A research review conducted in 2013 came to the conclusion that more research was needed, and that the current evidence doesn’t support this ability.

Meanwhile, a more recent paper concluded that in nine trials, hibiscus tea did in fact seem to support healthy cholesterol levels. However, it did not affect triglycerides.

In addition, this paper made a note that hibiscus tea might be more effective in those who have type 2 diabetes or metabolic disorders, rather than healthy people.

May support healthy blood sugar levels

Preliminary findings may suggest that hibiscus flower teas and extracts might be able to support healthy blood sugar levels.

However, it's too soon to say with certainty. But animal and test-tube studies show that hibiscus might work by encouraging a healthier breakdown of carbohydrates and sugars.

A handful of scientists hypothesize that these potential benefits might be because of the flavonoids and polyphenols in hibiscus, like beta-carotene and protocatechuic acid.

In addition, hibiscus contains catechins, such as EGCG, that can be found in green tea.

May help with weight management

According to a tiny study, hibiscus may have the ability to help with healthy weight management.

Just like the other potential benefits, researchers think that this is because of how much polyphenol is in hibiscus extracts.

"In addition, a 2019 paper in Molecules found that hibiscus seems to aid healthy weight management, as well as a healthy metabolism, as stated by animal, cell, and human studies."

May support kidney health

A 2014 study found that both green tea and hibiscus tea may be able to aid kidney health in patients in the hospital.
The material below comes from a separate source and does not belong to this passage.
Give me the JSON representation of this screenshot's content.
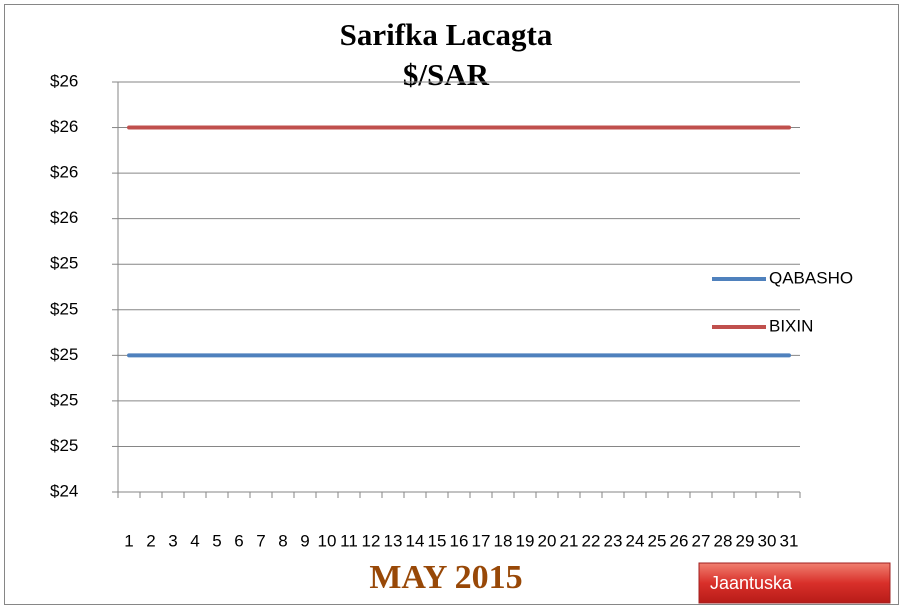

A 2016 questionnaire discovered that drinking hibiscus tea every day might help urinary tract health in elderly patients.

Finally, a study from 2017 concluded that hibiscus tea might aid healthy function of the kidneys for people with high blood pressure.

Final thoughts

There’s no wonder we wanted to make a CBD drink using hibiscus. Not only is hibiscus stunning in color, and not only does it taste amazing- it has loads of potential health benefits.

Let’s summarize everything we just learned! Hibiscus tea may be good for:

  • Blood pressure
  • Cholesterol levels
  • Blood sugar levels
  • Weight management
  • Kidney health

Person with forearm tattoo opening CBD Hibiscus Water can outdoors beside river

With more research, modern science will slowly but surely catch up to ancient wisdom in the medicinal usage of hibiscus.

Our hibiscus CBD drink pays its dues to this unsuspecting flower by harnessing its perfectly sweet and tart flavors, fizzling it up, and infusing it with CBD until it’s just right.